Name-Calling: Typically indulged in by someone who feels insecure or unsure of his own character.
Moralizing: By disclosing others' crimes and good works, one gives and gets a sense of what is the norm -- what is unacceptable and what is admired.
Planted Gossip: When an event is painful or embarrassing, such as a divorce or a job loss, the subject of the gossip (known as the "gossipee") may selectively choose to tell one person, preferably a gifted gossip, who will undoubtedly spread the news in a matter of minutes, thus sheltering the gossipee from painful public disclosure. This can be misleading if the gossipee embellishes or changes the facts to protect himself.

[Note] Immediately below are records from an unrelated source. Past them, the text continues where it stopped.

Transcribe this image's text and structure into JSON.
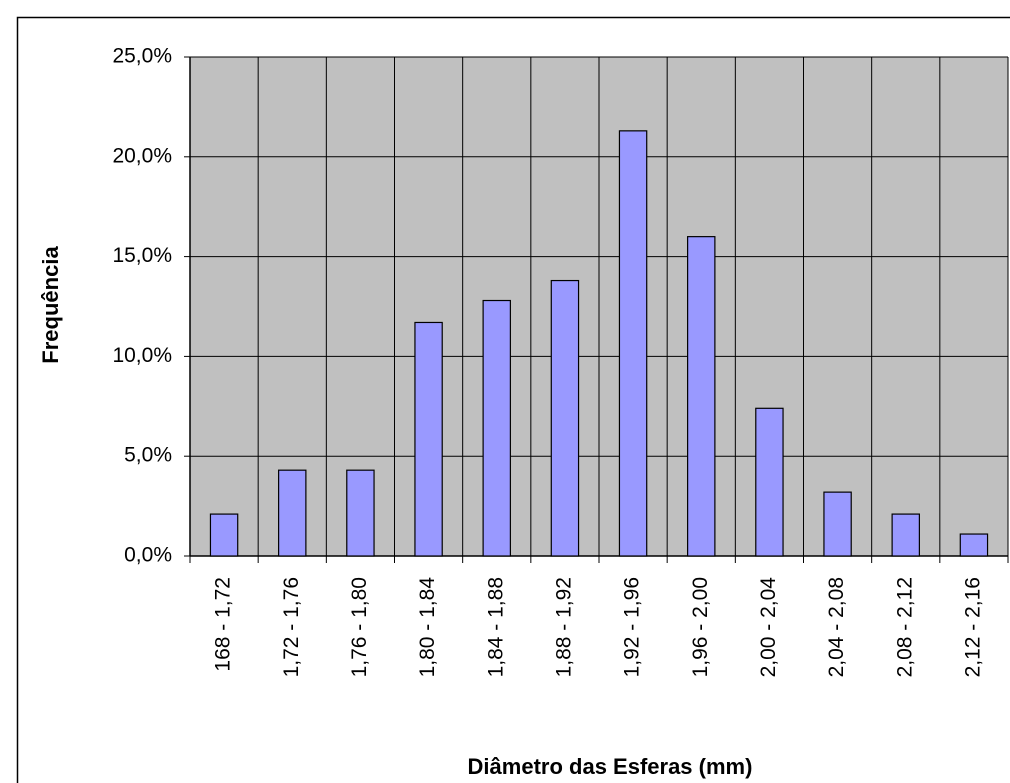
{
  "chart_data": {
    "type": "bar",
    "xlabel": "Diâmetro das Esferas (mm)",
    "ylabel": "Frequência",
    "categories": [
      "168 - 1,72",
      "1,72 - 1,76",
      "1,76 - 1,80",
      "1,80 - 1,84",
      "1,84 - 1,88",
      "1,88 - 1,92",
      "1,92 - 1,96",
      "1,96 - 2,00",
      "2,00 - 2,04",
      "2,04 - 2,08",
      "2,08 - 2,12",
      "2,12 - 2,16"
    ],
    "values": [
      2.1,
      4.3,
      4.3,
      11.7,
      12.8,
      13.8,
      21.3,
      16.0,
      7.4,
      3.2,
      2.1,
      1.1
    ],
    "color": "#9999ff",
    "ylim": [
      0,
      25
    ],
    "yticks": [
      {
        "value": 0,
        "label": "0,0%"
      },
      {
        "value": 5,
        "label": "5,0%"
      },
      {
        "value": 10,
        "label": "10,0%"
      },
      {
        "value": 15,
        "label": "15,0%"
      },
      {
        "value": 20,
        "label": "20,0%"
      },
      {
        "value": 25,
        "label": "25,0%"
      }
    ],
    "grid": true
  }
}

Triangle Gossip: Usually between a husband and wife who get comfort from their own stress by talking about a third person and his/her problems. Such indulgence serves as a "metaphor in marriage," and rarely occurs between dating or engaged couples, who prefer to talk about themselves.
Joking Gossip: When gossip has personal implications, it may be disguised as a joke. Such calculated joking can be a passive form of anger or warning.
Irresistible Gossip: The Good: Did you hear Joe won the negligence suit? The Bad: I understand Joe's legal fees will barely leave him enough to celebrate.